И тут я вздрогнул: «Вчера... Но ведь вчера была зима, а сегодня вдруг — солнце, лето?! Это что — сон наяву? Значит, я лунатик?» Мой взгляд остановился на ближайшем фонаре: он не горел — кто же как не я мог его погасить? Выходит, это было не во сне! А что, если приснившийся мне гроб и мое погребение заживо вовсе не сон?!

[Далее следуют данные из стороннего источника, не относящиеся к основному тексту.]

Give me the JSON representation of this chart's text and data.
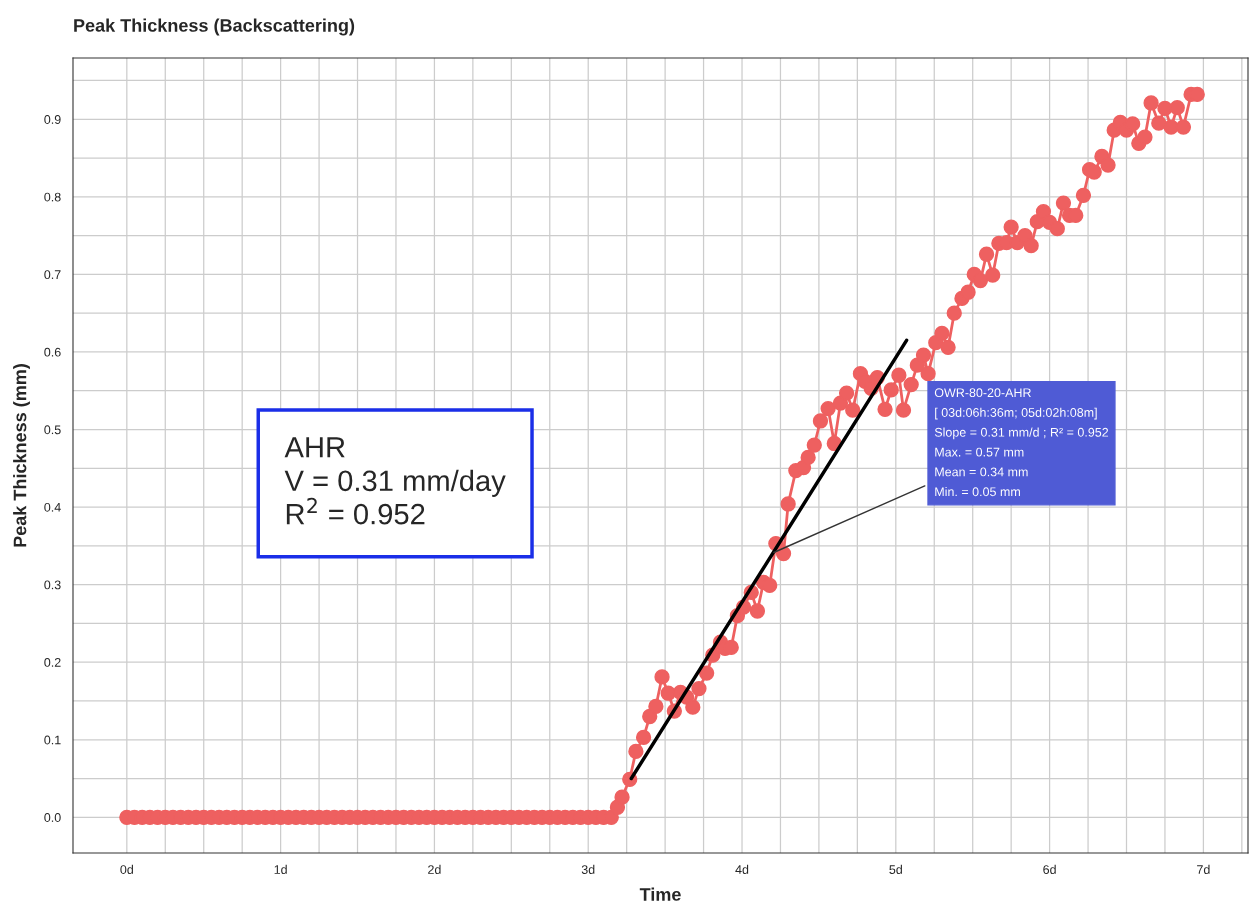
{
  "chart_data": {
    "type": "line",
    "title": "Peak Thickness (Backscattering)",
    "xlabel": "Time",
    "ylabel": "Peak Thickness (mm)",
    "xlim": [
      -0.35,
      7.29
    ],
    "ylim": [
      -0.046,
      0.979
    ],
    "xticks": [
      {
        "value": 0,
        "label": "0d"
      },
      {
        "value": 0.25,
        "label": null
      },
      {
        "value": 0.5,
        "label": null
      },
      {
        "value": 0.75,
        "label": null
      },
      {
        "value": 1,
        "label": "1d"
      },
      {
        "value": 1.25,
        "label": null
      },
      {
        "value": 1.5,
        "label": null
      },
      {
        "value": 1.75,
        "label": null
      },
      {
        "value": 2,
        "label": "2d"
      },
      {
        "value": 2.25,
        "label": null
      },
      {
        "value": 2.5,
        "label": null
      },
      {
        "value": 2.75,
        "label": null
      },
      {
        "value": 3,
        "label": "3d"
      },
      {
        "value": 3.25,
        "label": null
      },
      {
        "value": 3.5,
        "label": null
      },
      {
        "value": 3.75,
        "label": null
      },
      {
        "value": 4,
        "label": "4d"
      },
      {
        "value": 4.25,
        "label": null
      },
      {
        "value": 4.5,
        "label": null
      },
      {
        "value": 4.75,
        "label": null
      },
      {
        "value": 5,
        "label": "5d"
      },
      {
        "value": 5.25,
        "label": null
      },
      {
        "value": 5.5,
        "label": null
      },
      {
        "value": 5.75,
        "label": null
      },
      {
        "value": 6,
        "label": "6d"
      },
      {
        "value": 6.25,
        "label": null
      },
      {
        "value": 6.5,
        "label": null
      },
      {
        "value": 6.75,
        "label": null
      },
      {
        "value": 7,
        "label": "7d"
      },
      {
        "value": 7.25,
        "label": null
      }
    ],
    "yticks": [
      {
        "value": 0,
        "label": "0.0"
      },
      {
        "value": 0.05,
        "label": null
      },
      0.1,
      {
        "value": 0.15,
        "label": null
      },
      0.2,
      {
        "value": 0.25,
        "label": null
      },
      0.3,
      {
        "value": 0.35,
        "label": null
      },
      0.4,
      {
        "value": 0.45,
        "label": null
      },
      0.5,
      {
        "value": 0.55,
        "label": null
      },
      0.6,
      {
        "value": 0.65,
        "label": null
      },
      0.7,
      {
        "value": 0.75,
        "label": null
      },
      0.8,
      {
        "value": 0.85,
        "label": null
      },
      0.9,
      {
        "value": 0.95,
        "label": null
      }
    ],
    "grid": true,
    "legend": false,
    "series": [
      {
        "color": "#ee6060",
        "marker": "circle",
        "line_style": "solid",
        "x": [
          0,
          0.05,
          0.1,
          0.15,
          0.2,
          0.25,
          0.3,
          0.35,
          0.4,
          0.45,
          0.5,
          0.55,
          0.6,
          0.65,
          0.7,
          0.75,
          0.8,
          0.85,
          0.9,
          0.95,
          1,
          1.05,
          1.1,
          1.15,
          1.2,
          1.25,
          1.3,
          1.35,
          1.4,
          1.45,
          1.5,
          1.55,
          1.6,
          1.65,
          1.7,
          1.75,
          1.8,
          1.85,
          1.9,
          1.95,
          2,
          2.05,
          2.1,
          2.15,
          2.2,
          2.25,
          2.3,
          2.35,
          2.4,
          2.45,
          2.5,
          2.55,
          2.6,
          2.65,
          2.7,
          2.75,
          2.8,
          2.85,
          2.9,
          2.95,
          3,
          3.05,
          3.1,
          3.15,
          3.19,
          3.22,
          3.27,
          3.31,
          3.36,
          3.4,
          3.44,
          3.48,
          3.52,
          3.56,
          3.6,
          3.64,
          3.68,
          3.72,
          3.77,
          3.81,
          3.86,
          3.89,
          3.93,
          3.97,
          4.01,
          4.06,
          4.1,
          4.14,
          4.18,
          4.22,
          4.27,
          4.3,
          4.35,
          4.4,
          4.43,
          4.47,
          4.51,
          4.56,
          4.6,
          4.64,
          4.68,
          4.72,
          4.77,
          4.8,
          4.84,
          4.88,
          4.93,
          4.97,
          5.02,
          5.05,
          5.1,
          5.14,
          5.18,
          5.21,
          5.26,
          5.3,
          5.34,
          5.38,
          5.43,
          5.47,
          5.51,
          5.55,
          5.59,
          5.63,
          5.67,
          5.72,
          5.75,
          5.79,
          5.84,
          5.88,
          5.92,
          5.96,
          6.0,
          6.05,
          6.09,
          6.13,
          6.17,
          6.22,
          6.26,
          6.29,
          6.34,
          6.38,
          6.42,
          6.46,
          6.5,
          6.54,
          6.58,
          6.62,
          6.66,
          6.71,
          6.75,
          6.79,
          6.83,
          6.87,
          6.92,
          6.96
        ],
        "values": [
          0,
          0,
          0,
          0,
          0,
          0,
          0,
          0,
          0,
          0,
          0,
          0,
          0,
          0,
          0,
          0,
          0,
          0,
          0,
          0,
          0,
          0,
          0,
          0,
          0,
          0,
          0,
          0,
          0,
          0,
          0,
          0,
          0,
          0,
          0,
          0,
          0,
          0,
          0,
          0,
          0,
          0,
          0,
          0,
          0,
          0,
          0,
          0,
          0,
          0,
          0,
          0,
          0,
          0,
          0,
          0,
          0,
          0,
          0,
          0,
          0,
          0,
          0,
          0,
          0.013,
          0.026,
          0.049,
          0.085,
          0.103,
          0.13,
          0.143,
          0.181,
          0.16,
          0.137,
          0.161,
          0.155,
          0.142,
          0.166,
          0.186,
          0.209,
          0.226,
          0.218,
          0.219,
          0.26,
          0.271,
          0.29,
          0.266,
          0.303,
          0.299,
          0.353,
          0.34,
          0.404,
          0.447,
          0.451,
          0.464,
          0.48,
          0.511,
          0.527,
          0.482,
          0.534,
          0.547,
          0.525,
          0.572,
          0.562,
          0.553,
          0.567,
          0.526,
          0.551,
          0.57,
          0.525,
          0.558,
          0.583,
          0.596,
          0.572,
          0.612,
          0.624,
          0.606,
          0.65,
          0.669,
          0.677,
          0.7,
          0.692,
          0.726,
          0.699,
          0.74,
          0.741,
          0.761,
          0.741,
          0.75,
          0.737,
          0.768,
          0.781,
          0.767,
          0.759,
          0.792,
          0.776,
          0.776,
          0.802,
          0.835,
          0.832,
          0.852,
          0.841,
          0.886,
          0.896,
          0.886,
          0.894,
          0.869,
          0.877,
          0.921,
          0.895,
          0.914,
          0.89,
          0.915,
          0.89,
          0.932,
          0.932
        ]
      },
      {
        "type": "line",
        "color": "#000000",
        "marker": "none",
        "line_style": "solid",
        "x": [
          3.28,
          5.07
        ],
        "values": [
          0.05,
          0.615
        ]
      }
    ],
    "annotations": [
      {
        "text": "OWR-80-20-AHR\n[ 03d:06h:36m; 05d:02h:08m]\nSlope = 0.31 mm/d ; R² = 0.952\nMax. = 0.57 mm\nMean = 0.34 mm\nMin. = 0.05 mm",
        "x": 4.19,
        "y": 0.34
      },
      "AHR\nV = 0.31 mm/day\nR$^{2}$ = 0.952"
    ]
  }
}
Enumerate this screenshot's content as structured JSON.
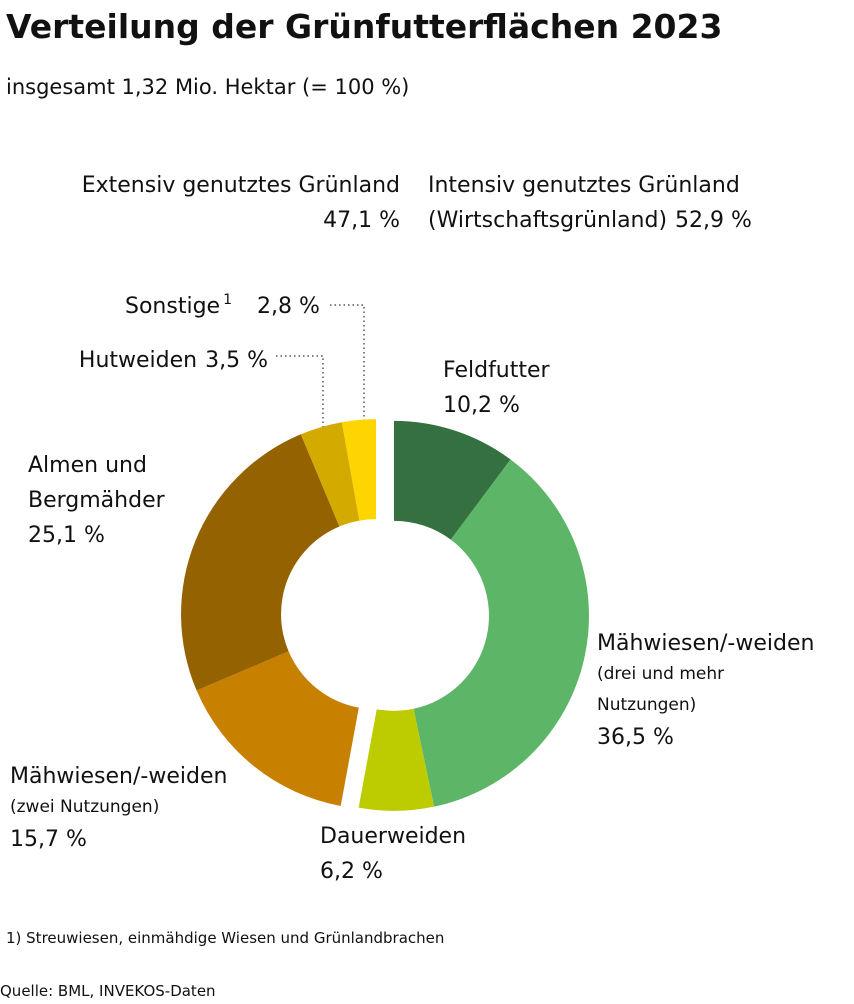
{
  "chart_data": {
    "type": "donut",
    "title": "Verteilung der Grünfutterflächen 2023",
    "subtitle": "insgesamt 1,32 Mio. Hektar (= 100 %)",
    "groups": [
      {
        "name": "Intensiv genutztes Grünland",
        "note": "(Wirtschaftsgrünland)",
        "value": 52.9,
        "value_label": "52,9 %"
      },
      {
        "name": "Extensiv genutztes Grünland",
        "value": 47.1,
        "value_label": "47,1 %"
      }
    ],
    "segments": [
      {
        "label": [
          "Feldfutter"
        ],
        "value": 10.2,
        "value_label": "10,2 %",
        "color": "#357041",
        "group": 0
      },
      {
        "label": [
          "Mähwiesen/-weiden"
        ],
        "note": [
          "(drei und mehr",
          "Nutzungen)"
        ],
        "value": 36.5,
        "value_label": "36,5 %",
        "color": "#5db668",
        "group": 0
      },
      {
        "label": [
          "Dauerweiden"
        ],
        "value": 6.2,
        "value_label": "6,2 %",
        "color": "#bccc00",
        "group": 0
      },
      {
        "label": [
          "Mähwiesen/-weiden"
        ],
        "note": [
          "(zwei Nutzungen)"
        ],
        "value": 15.7,
        "value_label": "15,7 %",
        "color": "#c78000",
        "group": 1
      },
      {
        "label": [
          "Almen und",
          "Bergmähder"
        ],
        "value": 25.1,
        "value_label": "25,1 %",
        "color": "#956200",
        "group": 1
      },
      {
        "label": [
          "Hutweiden"
        ],
        "value": 3.5,
        "value_label": "3,5 %",
        "color": "#d3aa00",
        "group": 1
      },
      {
        "label": [
          "Sonstige"
        ],
        "label_sup": "1",
        "value": 2.8,
        "value_label": "2,8 %",
        "color": "#ffd500",
        "group": 1
      }
    ],
    "footnote": "1) Streuwiesen, einmähdige Wiesen und Grünlandbrachen",
    "source": "Quelle: BML, INVEKOS-Daten"
  }
}
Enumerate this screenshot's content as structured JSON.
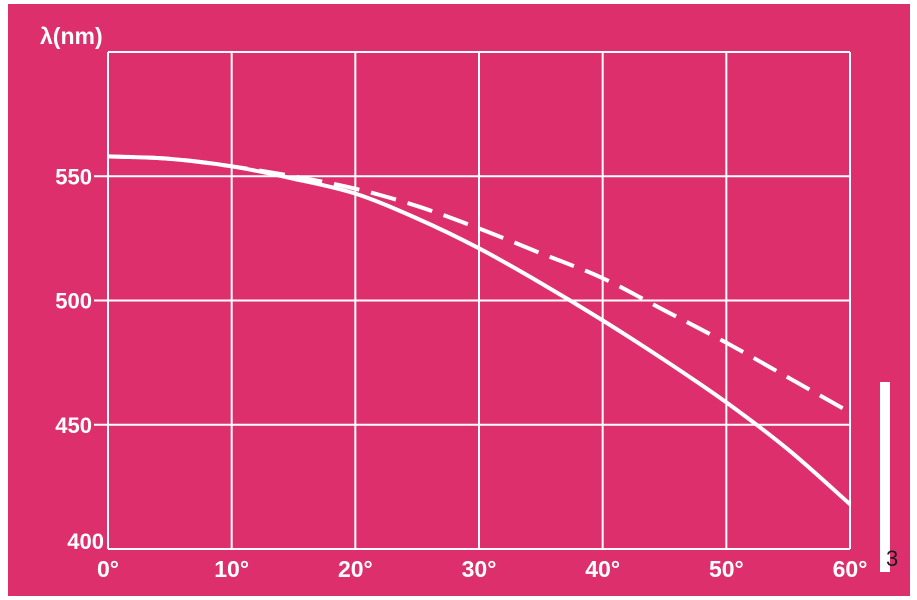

Я подошел к какому-то школяру и спросил: «Ты меня видишь?» Ничего не ответив, он прошел сквозь меня, как сквозь пустое место.
«Итак, мертв, — невозмутимо констатировал я. — Надо поскорее, пока моя плоть не истлела, занести домой фонарный
шест». — И я, стремясь во что бы то ни стало исполнить последний долг, стал поспешно подниматься к моему приемному отцу.
На пороге шест с великим грохотом выпал у меня из рук.
Барон, сидевший в своем высоком кресле, обернулся:
— Ну вот и ты наконец!
Радость моя была беспредельна: он видит меня, а значит, я не умер!
Но что это? Что случилось с ним самим? Я во все глаза смотрел на барона и никак не мог понять происшедшей с ним перемены, что-то неуловимо незнакомое присутствовало в его облике, хотя выглядел он как всегда, вот только сюртук со старомодным черным кружевным жабо, который одевался в торжественных случаях... В чем же дело?.. Зоб?.. Такой же как обычно, ни больше ни меньше...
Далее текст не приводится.